Если у кого-то есть желание полюбопытствовать, пусть поднимет старые подшивки газет, скажем, за 1830 год. (По вполне понятным причинам, точное время и место этого события огласке не подлежат). Из них он узнает, что в таком-то году, в такой-то деревне, в таком-то графстве объявились двое ребятишек примерно четырех лет. Они изъяснялись только на им одним понятном языке, который не имел ничего общего с известными языками. Откуда они родом, объяснить не могли. Каким образом оказались там, где их нашли, и как вообще оказались в этом подлунном мире, тоже установить не удалось. Одежда на них была из легкой, будто паутина, ткани светло-зеленого цвета непонятной выделки и, что уж вовсе удивительно, у них необыкновенная кожа: на цвет изумрудная, полупрозрачная, как мякоть кактуса, только еще мягче и нежнее. Детишек, нуждавшихся в уходе и внимании, взяла к себе в дом одна местная жительница, вдова. С виду ребятишки были очень тихие, пугливые, как оленята, но совершенно дикие: они не имели ни малейшего представления о Боге и о тех элементарных нормах морали, которые к этому возрасту усваивает каждый английский ребенок. Так вот, оказывается, Оливеро о том странном событии не забыл, — оно жило в его памяти, как неразгаданный знак, символ, тайно связанный с его неожиданным бегством и — теперь уже ясно — неизбежным возвращением.

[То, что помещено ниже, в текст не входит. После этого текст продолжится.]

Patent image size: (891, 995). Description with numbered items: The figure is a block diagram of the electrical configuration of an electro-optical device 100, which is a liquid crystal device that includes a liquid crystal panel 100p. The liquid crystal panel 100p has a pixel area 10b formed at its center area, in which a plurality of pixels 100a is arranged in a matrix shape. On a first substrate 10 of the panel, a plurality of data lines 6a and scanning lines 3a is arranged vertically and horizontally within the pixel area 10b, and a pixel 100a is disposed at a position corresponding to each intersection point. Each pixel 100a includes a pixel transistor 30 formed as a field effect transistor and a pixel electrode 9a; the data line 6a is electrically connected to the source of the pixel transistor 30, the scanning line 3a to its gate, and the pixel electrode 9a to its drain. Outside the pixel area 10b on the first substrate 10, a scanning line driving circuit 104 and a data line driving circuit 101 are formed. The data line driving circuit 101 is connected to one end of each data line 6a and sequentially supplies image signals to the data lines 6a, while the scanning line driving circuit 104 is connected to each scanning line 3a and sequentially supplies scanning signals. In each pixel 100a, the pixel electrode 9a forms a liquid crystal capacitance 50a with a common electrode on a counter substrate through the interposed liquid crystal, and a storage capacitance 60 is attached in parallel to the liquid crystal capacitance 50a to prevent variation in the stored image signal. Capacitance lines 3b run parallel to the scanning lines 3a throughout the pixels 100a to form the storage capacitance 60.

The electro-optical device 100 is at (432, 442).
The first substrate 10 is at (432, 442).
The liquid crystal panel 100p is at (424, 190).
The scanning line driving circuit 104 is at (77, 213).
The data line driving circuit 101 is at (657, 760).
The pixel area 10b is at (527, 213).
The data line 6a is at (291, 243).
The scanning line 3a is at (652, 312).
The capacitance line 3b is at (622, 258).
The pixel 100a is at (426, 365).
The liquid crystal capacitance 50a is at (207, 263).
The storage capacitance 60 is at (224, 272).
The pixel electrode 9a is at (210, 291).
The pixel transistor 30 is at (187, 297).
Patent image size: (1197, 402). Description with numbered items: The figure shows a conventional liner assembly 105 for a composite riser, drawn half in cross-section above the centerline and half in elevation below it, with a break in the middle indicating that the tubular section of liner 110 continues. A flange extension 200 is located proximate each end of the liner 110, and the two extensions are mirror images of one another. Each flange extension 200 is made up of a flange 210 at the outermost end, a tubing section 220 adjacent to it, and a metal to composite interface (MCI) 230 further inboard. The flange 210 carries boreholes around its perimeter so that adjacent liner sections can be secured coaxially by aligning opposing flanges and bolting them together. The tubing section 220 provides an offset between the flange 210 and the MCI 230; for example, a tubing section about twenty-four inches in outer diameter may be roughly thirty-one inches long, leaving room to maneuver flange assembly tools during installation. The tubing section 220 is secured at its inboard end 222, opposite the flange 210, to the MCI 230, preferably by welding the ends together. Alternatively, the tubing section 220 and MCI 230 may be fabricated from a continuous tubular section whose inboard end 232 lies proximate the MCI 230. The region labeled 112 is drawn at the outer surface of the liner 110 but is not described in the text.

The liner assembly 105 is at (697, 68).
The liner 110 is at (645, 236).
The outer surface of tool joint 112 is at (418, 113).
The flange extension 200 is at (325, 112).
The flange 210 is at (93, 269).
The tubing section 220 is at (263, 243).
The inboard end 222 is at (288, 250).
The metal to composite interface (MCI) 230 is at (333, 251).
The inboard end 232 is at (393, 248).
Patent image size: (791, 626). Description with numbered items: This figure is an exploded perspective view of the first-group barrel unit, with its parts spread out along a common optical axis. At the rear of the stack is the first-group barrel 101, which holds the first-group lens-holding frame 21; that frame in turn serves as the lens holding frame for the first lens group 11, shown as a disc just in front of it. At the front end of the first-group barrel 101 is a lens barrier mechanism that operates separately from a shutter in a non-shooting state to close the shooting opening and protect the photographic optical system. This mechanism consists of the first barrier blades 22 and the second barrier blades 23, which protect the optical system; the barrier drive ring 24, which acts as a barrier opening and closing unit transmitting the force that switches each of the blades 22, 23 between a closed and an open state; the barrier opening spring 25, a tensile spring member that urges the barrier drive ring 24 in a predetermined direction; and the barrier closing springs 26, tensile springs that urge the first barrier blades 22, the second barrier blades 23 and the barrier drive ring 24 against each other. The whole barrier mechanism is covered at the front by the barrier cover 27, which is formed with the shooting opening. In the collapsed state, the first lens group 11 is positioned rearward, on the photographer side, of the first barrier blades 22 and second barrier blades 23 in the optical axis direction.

Неудивительно, что он так быстро, не задумываясь, с первого же взгляда узнал сидевшую перед ним женщину. Едва он понял, кто она, у него стало легко и покойно на душе. Мозг его по-прежнему лихорадочно работал, перед мысленным взором вставали и проплывали образы и картины самые невероятные; но вся эта бурная умственная деятельность была сродни мелким безобидным возмущениям песка в гироскопе. Да, она волновала его разум, но во всем остальном была далека и чужда прохладной стихии его тела.
Он отер платком струйки крови, стекавшие по лицу женщины, приподнял бессильно висевшие руки и сложил их у нее на коленях. Слышалось ровное спокойное дыхание, — глаза у нее были открыты, но взгляд по-прежнему устремлен в пол. Оливеро посмотрел на ее обидчика, — тот явно свыкся с ситуацией и снял оборону. Он повернул слегка голову, искоса поглядывая на Оливеро, и этот вороватый взгляд исподволь выдал его.
— Ты — Коленшо! — внезапно осенило Оливеро, и он сделал шаг в сторону хозяина дома.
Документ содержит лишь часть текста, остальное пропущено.